Consider these modifications to tol33t/2: tol33t([], []). tol33t([Code|Codes], Remainder) :- translate([Code], Translation), !, tol33t(Codes, Rest), append(Translation, Rest, Remainder). tol33t([Code|Codes], [Code|Remainder]) :- tol33t(Codes, Remainder). The first clause is the base case. The second clause will succeed iff there is a translation for the current Code via translate/2, as a list of characters of arbitrary length (Translation - note you had [Lower] instead, which restricted results to lists of length 1 only). The cut (!) after the check for a code translation commits to finding the Rest of the solution recursively and then appends the Translation to the front, as the Remainder to return. The third clause is executed iff there was no translation for the current Code (i.e., the call to translate/2) in the second clause.
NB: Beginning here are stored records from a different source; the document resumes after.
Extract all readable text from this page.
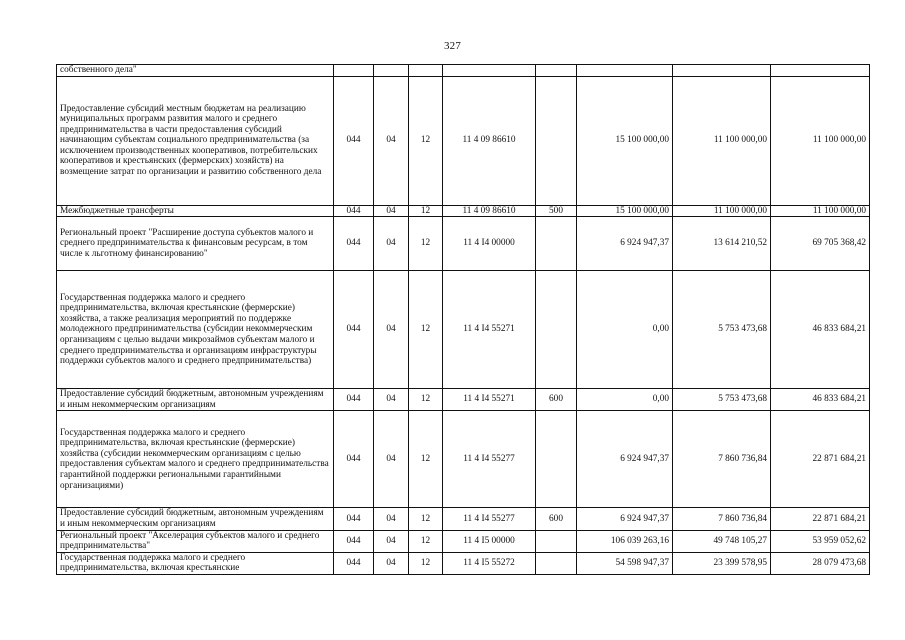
327
собственного дела"								
Предоставление субсидий местным бюджетам на реализацию муниципальных программ развития малого и среднего предпринимательства в части предоставления субсидий начинающим субъектам социального предпринимательства (за исключением производственных кооперативов, потребительских кооперативов и крестьянских (фермерских) хозяйств) на возмещение затрат по организации и развитию собственного дела	044	04	12	11 4 09 86610		15 100 000,00	11 100 000,00	11 100 000,00
Межбюджетные трансферты	044	04	12	11 4 09 86610	500	15 100 000,00	11 100 000,00	11 100 000,00
Региональный проект "Расширение доступа субъектов малого и среднего предпринимательства к финансовым ресурсам, в том числе к льготному финансированию"	044	04	12	11 4 I4 00000		6 924 947,37	13 614 210,52	69 705 368,42
Государственная поддержка малого и среднего предпринимательства, включая крестьянские (фермерские) хозяйства, а также реализация мероприятий по поддержке молодежного предпринимательства (субсидии некоммерческим организациям с целью выдачи микрозаймов субъектам малого и среднего предпринимательства и организациям инфраструктуры поддержки субъектов малого и среднего предпринимательства)	044	04	12	11 4 I4 55271		0,00	5 753 473,68	46 833 684,21
Предоставление субсидий бюджетным, автономным учреждениям и иным некоммерческим организациям	044	04	12	11 4 I4 55271	600	0,00	5 753 473,68	46 833 684,21
Государственная поддержка малого и среднего предпринимательства, включая крестьянские (фермерские) хозяйства (субсидии некоммерческим организациям с целью предоставления субъектам малого и среднего предпринимательства гарантийной поддержки региональными гарантийными организациями)	044	04	12	11 4 I4 55277		6 924 947,37	7 860 736,84	22 871 684,21
Предоставление субсидий бюджетным, автономным учреждениям и иным некоммерческим организациям	044	04	12	11 4 I4 55277	600	6 924 947,37	7 860 736,84	22 871 684,21
Региональный проект "Акселерация субъектов малого и среднего предпринимательства"	044	04	12	11 4 I5 00000		106 039 263,16	49 748 105,27	53 959 052,62
Государственная поддержка малого и среднего предпринимательства, включая крестьянские	044	04	12	11 4 I5 55272		54 598 947,37	23 399 578,95	28 079 473,68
In this case, no translation for the Code means we just return it as is and compute the rest. EDIT: If you don't have cut (!), the second and third clauses can be combined to become: tol33t([Code|Codes], Remainder) :- tol33t(Codes, Rest), (translate([Code], Translation) -> append(Translation, Rest, Remainder) ; Remainder = [Code|Rest] ). This (unoptimized) version checks, at every Code in the character list, if there is a translate/2 that suceeds; if so, the Translation is appended to the Rest, else the Code is passed through unchanged. Note that this has the same semantics as the implementation above, in that solutions are commited to (i.e., simulating a cut !) if the antecedent to -> (translate/2) succeeds. Note that the cut in both implementations is strictly necessary; without it, the program will backtrack to find solutions where Code bindings are not translated where there exists an applicable translate/2 clause.